Larry has a very special relationship with Mother’s Day: He was born on this Hallmark Card Holiday on May 9, 1948.
I can only imagine the joy Doris and Ernie felt when their second child, a son, was born. He was a beautiful baby. From what I heard from his mother and still hear from his three sisters, Larry was an easy child: quiet, never got into trouble, spent time either in his room or with his friends on the baseball field. He grew up, went to college in Boston, and completed his master’s degree at Syracuse University.
By the time he finished graduate school, Larry’s parents were more than anxious for him to meet a nice Jewish girl and settle down. After meeting me at the Purim party, Larry kept me under wraps until that May, when he invited me to his house. I had a major strike against me; I had completely forgotten his birthday, which fell on Mother’s Day that year. But Doris let that pass once Larry brought me home. Jewish? Check! Nice family? Check! Single and available? Double check! By the end of June she and Larry’s Bubbie Rose, began to put some pressure on him. So what if we had only been dating for three months?
“So what is your relationship with this person?” Doris asked.
“I guess we’re going steady,” Larry replied.
“Steady, smeady,” huffed Bubbie Rose. “She’s a nice Jewish girl.You don’t go steady. You get married.”
Larry and I dated through the summer, and August, we were already talking marriage. Of course, we didn’t share that with our families, but Doris was still working on it. One day, she showed me her engagement ring. “Whoever marries my son will wear this ring,” she told me. Very subtle!
When his first attempt at proposing to me in Saratoga National Battlefield was thwarted by a bee sting, Larry tossed romance out the window and asked me to marry him on our walk home from Rosh Hashanah services on September 28. We shared the news with my parents over the phone, but we saved our big announcement for his parents at the Yom Kippur Break-the-Fast on October 6, which coincided with Ernie’s birthday.
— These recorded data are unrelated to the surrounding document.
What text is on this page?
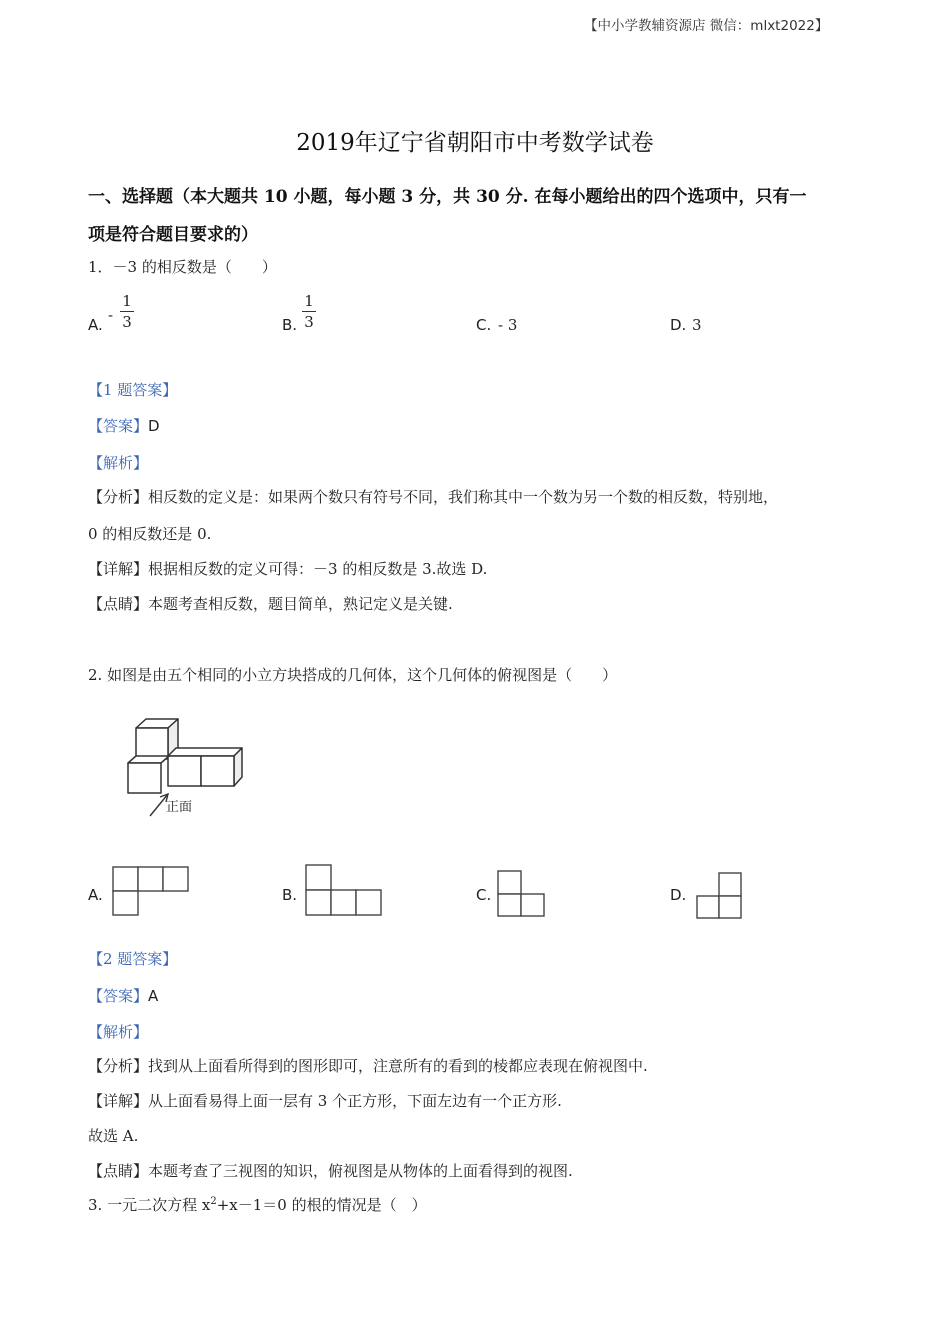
【中小学教辅资源店 微信：mlxt2022】
2019年辽宁省朝阳市中考数学试卷
一、选择题（本大题共 10 小题，每小题 3 分，共 30 分. 在每小题给出的四个选项中，只有一
项是符合题目要求的）
1．－3 的相反数是（　　）
A.
-
1
3	B.
1
3	C. - 3	D. 3
【1 题答案】
【答案】D
【解析】
【分析】相反数的定义是：如果两个数只有符号不同，我们称其中一个数为另一个数的相反数，特别地，
0 的相反数还是 0.
【详解】根据相反数的定义可得：－3 的相反数是 3.故选 D.
【点睛】本题考查相反数，题目简单，熟记定义是关键.
2. 如图是由五个相同的小立方块搭成的几何体，这个几何体的俯视图是（　　）
正面
A.	B.	C.	D.
【2 题答案】
【答案】A
【解析】
【分析】找到从上面看所得到的图形即可，注意所有的看到的棱都应表现在俯视图中.
【详解】从上面看易得上面一层有 3 个正方形，下面左边有一个正方形.
故选 A.
【点睛】本题考查了三视图的知识，俯视图是从物体的上面看得到的视图.
3. 一元二次方程 $x^2+x-1=0$ 的根的情况是（　）
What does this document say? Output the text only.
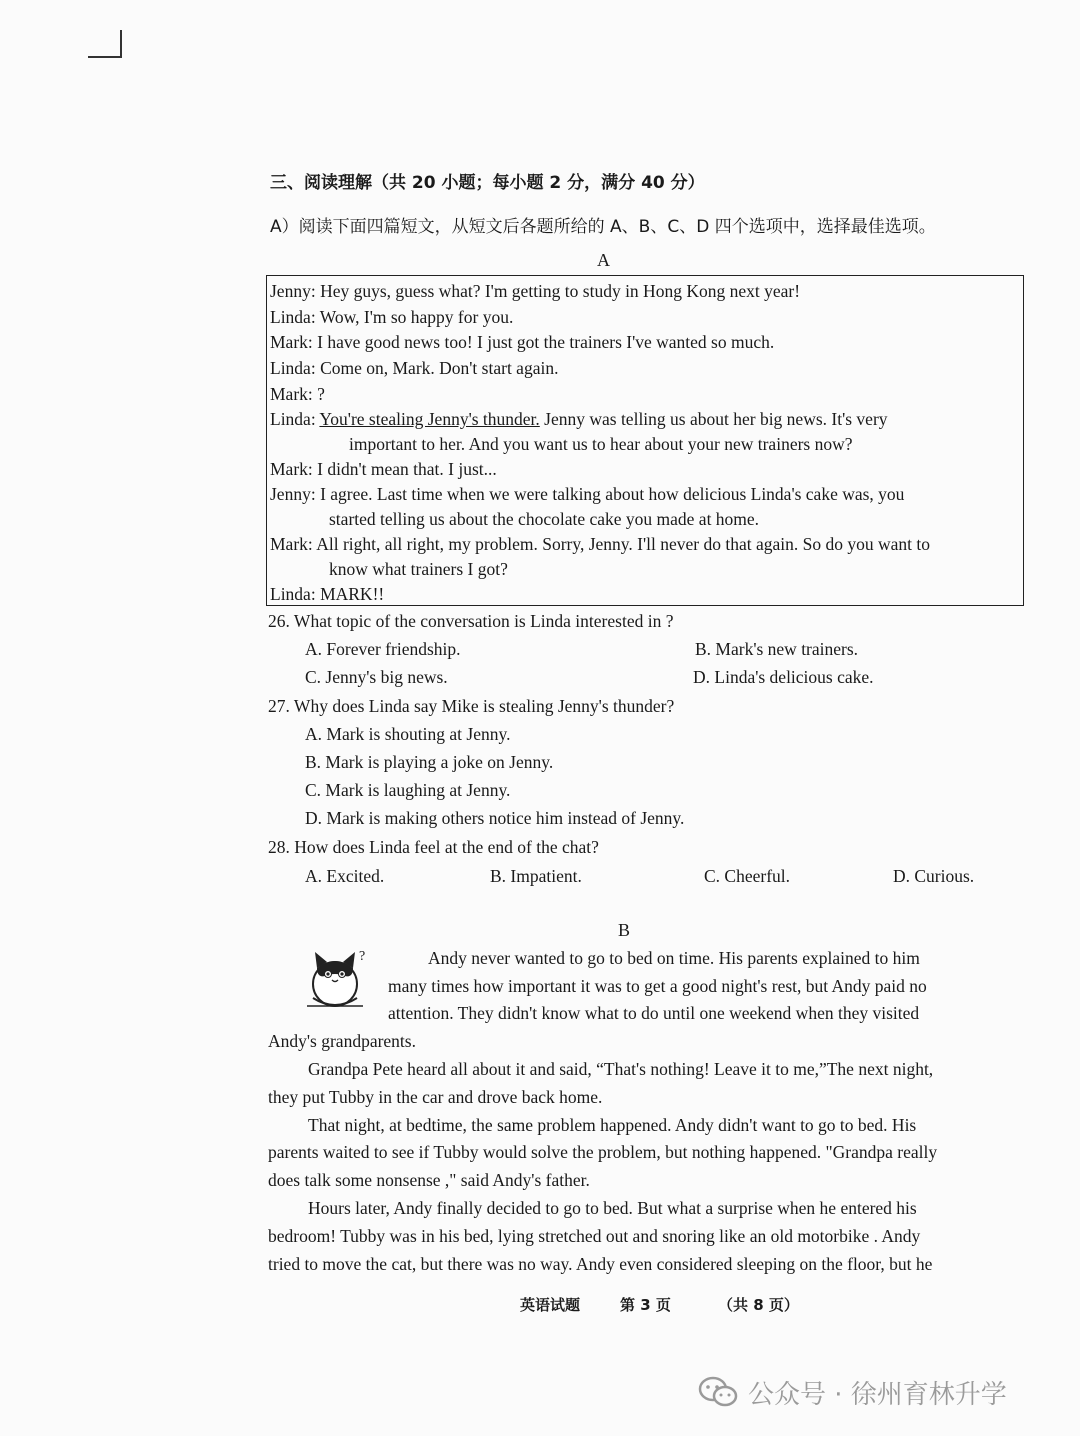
三、阅读理解（共 20 小题；每小题 2 分，满分 40 分）
A）阅读下面四篇短文，从短文后各题所给的 A、B、C、D 四个选项中，选择最佳选项。
A
Jenny: Hey guys, guess what? I'm getting to study in Hong Kong next year!
Linda: Wow, I'm so happy for you.
Mark: I have good news too! I just got the trainers I've wanted so much.
Linda: Come on, Mark. Don't start again.
Mark: ?
Linda: You're stealing Jenny's thunder. Jenny was telling us about her big news. It's very
important to her. And you want us to hear about your new trainers now?
Mark: I didn't mean that. I just...
Jenny: I agree. Last time when we were talking about how delicious Linda's cake was, you
started telling us about the chocolate cake you made at home.
Mark: All right, all right, my problem. Sorry, Jenny. I'll never do that again. So do you want to
know what trainers I got?
Linda: MARK!!
26. What topic of the conversation is Linda interested in ?
A. Forever friendship.	B. Mark's new trainers.
C. Jenny's big news.	D. Linda's delicious cake.
27. Why does Linda say Mike is stealing Jenny's thunder?
A. Mark is shouting at Jenny.
B. Mark is playing a joke on Jenny.
C. Mark is laughing at Jenny.
D. Mark is making others notice him instead of Jenny.
28. How does Linda feel at the end of the chat?
A. Excited.	B. Impatient.	C. Cheerful.	D. Curious.
B
?	Andy never wanted to go to bed on time. His parents explained to him
many times how important it was to get a good night's rest, but Andy paid no
attention. They didn't know what to do until one weekend when they visited
Andy's grandparents.
Grandpa Pete heard all about it and said, “That's nothing! Leave it to me,”The next night,
they put Tubby in the car and drove back home.
That night, at bedtime, the same problem happened. Andy didn't want to go to bed. His
parents waited to see if Tubby would solve the problem, but nothing happened. "Grandpa really
does talk some nonsense ," said Andy's father.
Hours later, Andy finally decided to go to bed. But what a surprise when he entered his
bedroom! Tubby was in his bed, lying stretched out and snoring like an old motorbike . Andy
tried to move the cat, but there was no way. Andy even considered sleeping on the floor, but he
英语试题	第 3 页	（共 8 页）
公众号 · 徐州育林升学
“I have a special birthday present for you, Dad,” Larry announced over coffee and birthday cake.
“Another ugly tie?” snorted one of his sisters.
“No, I’m giving you a daughter-in-law.”
Everyone started hugging us and yelling “Mazel tov!” Doris was true to her summer promise. She ran into the bedroom, grabbed the engagement ring, and put it on my finger. I am sure I am one of the only people in the world who had her future mother-in-law place an engagement ring on her finger. Again, very subtle!
After that day, Mr. and Mrs. Shapiro became “Mom and Dad.” I was really fortunate in that I now had two sets of parents who loved me deeply. Larry’s parents treated me as well as, if not sometimes better, than their own children. Mom, happy with Larry’s choice, often kiddingly said, “If you two ever get divorced, I get custody of you.” I may not have been able to make a brisket or a bed as well as my mother-in-law, but for the most part, I could do no wrong. When we delivered two grandchildren, it was the icing on the cake.
Throughout their lives, Mom and Dad were wonderful in-laws. They took great joy not only in their children’s accomplishments, but also in the accomplishments of their daughter/sons-in-law. They adored their seven grandchildren and showered all of us with their love and their generosity for many years.
My parents and in-laws hit it off from the first time they met, and they spent many happy times together as dear friends as well as mishpocha. When they both retired, my in-laws purchased a condo a minute’s walk from my parents. Ernie and Bill golfed; Doris and Fran shopped and shared confidences over coffee.
When Mom died during heart surgery in April 1994, we were all devastated. And when Dad followed her a mere eight months later, the grief was overwhelming. Since their passing, so many wonderful events have occurred where they were not there physically but were there in our hearts. At so many occasions—bar and bat mitzvahs, graduations, weddings, the birth of their great-grandchildren—at least one of the children or grandchildren have said, “Mom and Dad would have been so proud!”
A few years before Mom passed away, I gave her a framed poem entitled “My Other Mother.” The first lines read, “You are the mother I received/the day I wed your son/And I want to say/Thank you Mom for the loving things you’ve done.” She kept it on the wall in her bedroom. When she passed away, I took the poem and hung it in our bedroom, next to our wedding picture. So on this Mother’s Day, I want to tip my hat to my two moms, the one I received at birth and the one I was given through marriage.